Where Could This Go? A 2028–2029 Scenario Framework
Nobody can predict prices. But we can build frameworks — and the math here is worth your time.
Key inputs:
2026 guided revenue: $3.0–3.4B | ARR target: $7–9B by year-end
2027 consensus revenue: ~$9–10B
2028 consensus revenue: ~$15–17B (limited analyst coverage)
Management EBITDA margin target: ~40%, with upside as enterprise mix grows
Revenue per GW: ~$4–6B annually at full utilization
Bear Case — “Execution stumbles”
Revenue ~$12–14B by 2028. Margins stall at ~35%. Market de-rates neoclouds. Enterprise diversification slower than expected.
EV/EBITDA: 12–15x → Implied ~$200–300/share
Roughly flat from here. The “it’s priced in” outcome.
Base Case — “Plan meets execution”
Revenue ~$15–18B. EBITDA margins 40–45%. Vera Rubin economics and Token Factory scale. Backlog converts on schedule. Customer base broadens.
EV/EBITDA: 18–22x → Implied ~$440–720/share
A double to triple. This is what the current trajectory supports.
Bull Case — “Agentic demand explodes”
Revenue exceeds $20B. Margins above 45% on software monetization. Vera Rubin allocation advantage drives outsized enterprise capture. Additional hyperscaler contracts signed.
EV/EBITDA: 22–28x → Implied ~$800–1,200+/share
Aggressive, but not impossible if the agentic compute wave materializes at the upper end of projections.
The Risks — Compact & Honest
CapEx gap: $20–25B spending this year against $3–3.4B revenue. Execution must be near-flawless.
Dilution is structural: $4.3B+ in convertible notes, ATM program authorized. Share count will grow.

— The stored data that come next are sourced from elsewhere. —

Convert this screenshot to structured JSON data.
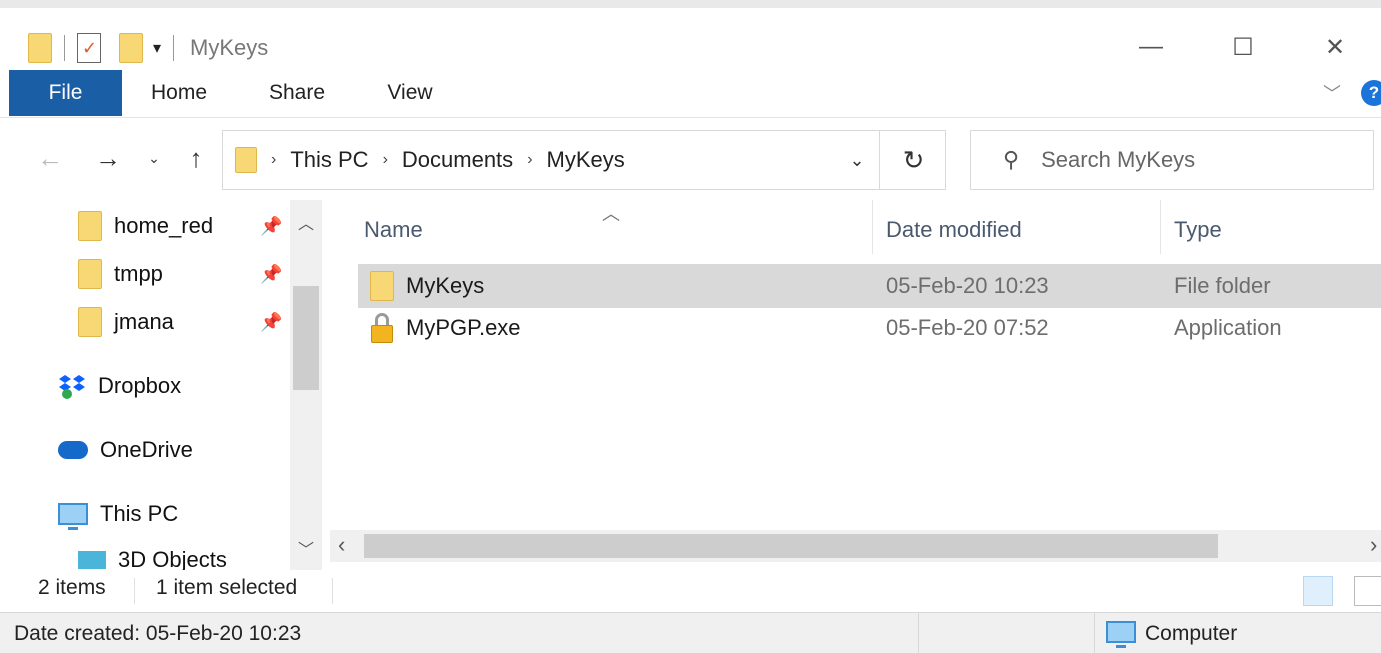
{
  "window": {
    "title": "MyKeys",
    "controls": {
      "minimize": "—",
      "maximize": "☐",
      "close": "✕"
    }
  },
  "ribbon": {
    "tabs": [
      "File",
      "Home",
      "Share",
      "View"
    ],
    "help": "?"
  },
  "navigation": {
    "breadcrumb": [
      "This PC",
      "Documents",
      "MyKeys"
    ],
    "search_placeholder": "Search MyKeys"
  },
  "nav_pane": {
    "quick_access": [
      {
        "label": "home_red",
        "icon": "folder-icon",
        "pinned": true
      },
      {
        "label": "tmpp",
        "icon": "folder-icon",
        "pinned": true
      },
      {
        "label": "jmana",
        "icon": "folder-icon",
        "pinned": true
      }
    ],
    "locations": [
      {
        "label": "Dropbox",
        "icon": "dropbox-icon"
      },
      {
        "label": "OneDrive",
        "icon": "onedrive-icon"
      },
      {
        "label": "This PC",
        "icon": "this-pc-icon"
      },
      {
        "label": "3D Objects",
        "icon": "3d-objects-icon"
      }
    ]
  },
  "file_list": {
    "columns": [
      "Name",
      "Date modified",
      "Type"
    ],
    "rows": [
      {
        "name": "MyKeys",
        "date": "05-Feb-20 10:23",
        "type": "File folder",
        "icon": "folder-icon",
        "selected": true
      },
      {
        "name": "MyPGP.exe",
        "date": "05-Feb-20 07:52",
        "type": "Application",
        "icon": "lock-app-icon",
        "selected": false
      }
    ]
  },
  "status": {
    "item_count": "2 items",
    "selection": "1 item selected"
  },
  "details": {
    "date_created": "Date created: 05-Feb-20 10:23",
    "location": "Computer"
  },
  "colors": {
    "file_tab": "#1a5ea6",
    "folder": "#f8d775",
    "selection": "#d9d9d9"
  }
}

Customer concentration: Microsoft + Meta = the vast majority of backlog. Diversification is happening, but it’s early.
My Bottom Line
At $220, I’m not adding aggressively → but I’m not selling a single share.

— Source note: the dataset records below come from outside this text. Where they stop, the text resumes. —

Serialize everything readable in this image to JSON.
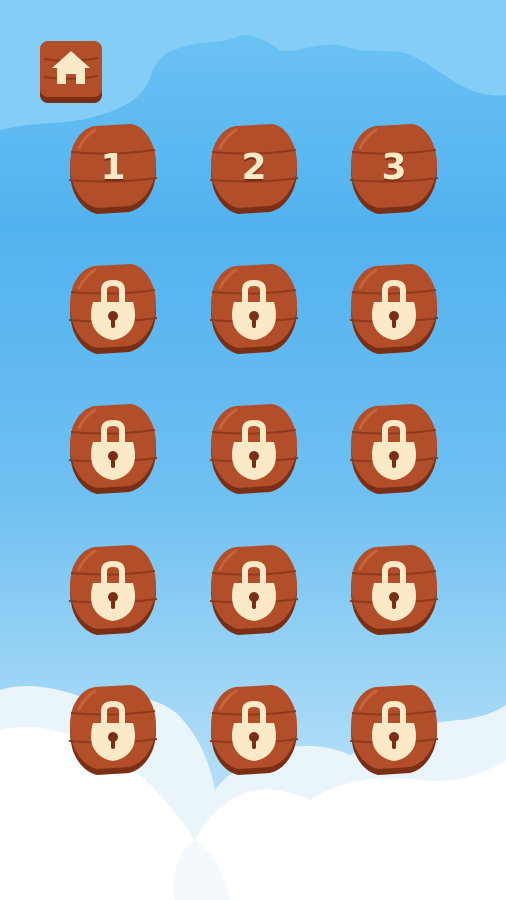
{
  "home_button": {
    "icon": "home-icon"
  },
  "colors": {
    "sky_top": "#6fc4f4",
    "sky_bottom": "#cfe9f9",
    "wood": "#b24e2a",
    "wood_dark": "#7a2e14",
    "lock": "#fbe9c8"
  },
  "levels": [
    {
      "label": "1",
      "locked": false
    },
    {
      "label": "2",
      "locked": false
    },
    {
      "label": "3",
      "locked": false
    },
    {
      "label": "",
      "locked": true,
      "icon": "lock-icon"
    },
    {
      "label": "",
      "locked": true,
      "icon": "lock-icon"
    },
    {
      "label": "",
      "locked": true,
      "icon": "lock-icon"
    },
    {
      "label": "",
      "locked": true,
      "icon": "lock-icon"
    },
    {
      "label": "",
      "locked": true,
      "icon": "lock-icon"
    },
    {
      "label": "",
      "locked": true,
      "icon": "lock-icon"
    },
    {
      "label": "",
      "locked": true,
      "icon": "lock-icon"
    },
    {
      "label": "",
      "locked": true,
      "icon": "lock-icon"
    },
    {
      "label": "",
      "locked": true,
      "icon": "lock-icon"
    },
    {
      "label": "",
      "locked": true,
      "icon": "lock-icon"
    },
    {
      "label": "",
      "locked": true,
      "icon": "lock-icon"
    },
    {
      "label": "",
      "locked": true,
      "icon": "lock-icon"
    }
  ]
}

The stock could pull back 20–30% on a weak Q2 print. If it does, I’d be a buyer. Because the destination, multiple gigawatts of active AI compute capacity, the most advanced GPU fleet on the planet, a guaranteed demand backstop from Meta, and a software inference layer that the market hasn’t properly valued - hasn’t changed.
The run-up happened. The real story is just getting started.
Disclaimer: This article reflects the personal analysis and opinion of the author and is intended for educational purposes only. It does not constitute personalized investment advice. I hold a position in NBIS. All scenario frameworks are illustrative, not guarantees. Past performance is not indicative of future results. Always conduct your own due diligence. This is not financial advice.











Curious... when you mention speaking directly with the CCO, was this during the public earnings call or a separate conversation? If it's the latter, I'd be cautious about trading and publishing investment theses based on non-public information. Best regards.
I’ve avoided the AI tech space for two reasons:
1. I don’t understand it.
2. I’m skeptical of the current set of AI frontrunners.
Your article makes a good case, but I have no edge here.